Omit any of these 5 elements, and the scientific method cannot operate. Despite the ubiquity of illustrations of the scientific method in everyday life, society is filled with examples that fall short of science in one or more steps.

(1)  Most prominently, religion is not science, nor does it pretend to be. Most religions are based on specific doctrines and codes of conduct that followers agree to accept. There is no attempt to "improve" religion by changing the mores every few years and assessing the impact.  (An exception applies to the Hawaiian ruler Kamehameha II, who in 1819, abolished the nation’s traditional religion, apparently partly in response to the changing economic and cultural conditions in Hawaii brought about by trade with Europeans and the influx of missionaries.)

(2) Nearly all government agencies are established with some specific (or broad) goal. They are also provided with a set of rules (a model) of how that goal should be pursued. But there is rarely a formal procedure for evaluating whether the goal is achieved, and there is almost never a procedure for implementing a new model when the old one is deemed inadequate. Elected officials can and so sometimes bring about change, and the political climate now is more demanding of government accountability than in the past, but agencies generally are not established with the kind of built-in self-improvement system that underlies the scientific method. The federal and state constitutions DO specify how to implement a new model - via amendments.

(3) Our criminal justice system comes fairly close to fulfilling all 5 elements. The jury has the goal of discovering whether the defendant is guilty or not guilty. This is the goal of deciding between the model advocated by the defense, and the model advocated by the prosecution. Data are presented by the defense and prosecution during the trial, and the jury evaluates the two models based on that evidence. The verdict (guilty or not guilty) is the jury's evaluation of which model best fits the data, with the proviso that in order to return a guilty verdict, the jury must find that the data presented supports this model "beyond a reasonable doubt." In terms of our discussion of the inevitable incompleteness of any model (chapter 5), the jury is instructed to interpret uncertainty so as to benefit the defense. Appeal of a verdict would appear to be an example of revision, and it is. However, the types of model revision permitted on appeal are somewhat restricted. For example, after a defendant has been found guilty, it is very difficult to obtain a new trial and introduce into court factual evidence that exonerates him/her. Conversely, the prohibition against double jeopardy prevents the prosecution from reopening a case after a "not guilty" verdict has been returned, even in light of new and compelling data suggesting that the defendant was actually guilty.
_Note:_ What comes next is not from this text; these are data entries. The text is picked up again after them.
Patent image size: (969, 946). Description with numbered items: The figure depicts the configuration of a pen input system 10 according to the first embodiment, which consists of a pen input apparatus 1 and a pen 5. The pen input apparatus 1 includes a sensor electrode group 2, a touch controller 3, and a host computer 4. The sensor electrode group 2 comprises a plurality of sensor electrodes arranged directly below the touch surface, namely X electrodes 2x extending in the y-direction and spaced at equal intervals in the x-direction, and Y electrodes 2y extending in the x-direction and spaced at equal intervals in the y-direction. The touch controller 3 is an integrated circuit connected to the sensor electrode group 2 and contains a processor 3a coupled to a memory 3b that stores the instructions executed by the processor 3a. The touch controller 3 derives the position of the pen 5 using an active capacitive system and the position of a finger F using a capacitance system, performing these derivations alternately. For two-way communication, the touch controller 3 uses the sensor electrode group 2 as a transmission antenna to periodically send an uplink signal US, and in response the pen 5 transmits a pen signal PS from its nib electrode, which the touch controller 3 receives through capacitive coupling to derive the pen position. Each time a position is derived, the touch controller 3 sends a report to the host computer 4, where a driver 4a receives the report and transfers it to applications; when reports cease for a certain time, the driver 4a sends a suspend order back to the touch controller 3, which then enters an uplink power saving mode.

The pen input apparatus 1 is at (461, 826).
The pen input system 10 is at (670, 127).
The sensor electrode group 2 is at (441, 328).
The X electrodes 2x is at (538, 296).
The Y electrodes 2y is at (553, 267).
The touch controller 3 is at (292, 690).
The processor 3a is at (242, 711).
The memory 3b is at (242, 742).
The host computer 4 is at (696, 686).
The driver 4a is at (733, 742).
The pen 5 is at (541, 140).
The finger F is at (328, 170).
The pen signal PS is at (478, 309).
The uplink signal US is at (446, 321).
(4) Technology does not imply science. Living in the U.S., we are continually bombarded with changes in technology - advances in computers, communications, household appliances, and transportation. Technology and science are interrelated, and technology enables us to do better science, but technology is not science. Science is the process used to develop better technology, whereas technology is simply the application of what has been learned with science. For example, using a computer to analyze data does not increase the scientific content of the analysis; if the analysis was not scientific to begin with, a computer won't change that.

(5) Astrologers (psychics) claim to have ways of forecasting the future, if only in vague terms. However, their predictions are virtually never evaluated by their clients, at least in a rigorous fashion. So the example of astrology predictions contains goals and models, but the other elements are absent.

(6)  Consider the difference between someone playing a card game versus a slot machine.  Use of the slot machine is presumably just chance by pulling a lever or pushing a button, a fully automated process, so it does not allow any revision in how the game is played.  Playing cards, however, can use the scientific method because there is a lot of strategy that can be adopted and altered by the player.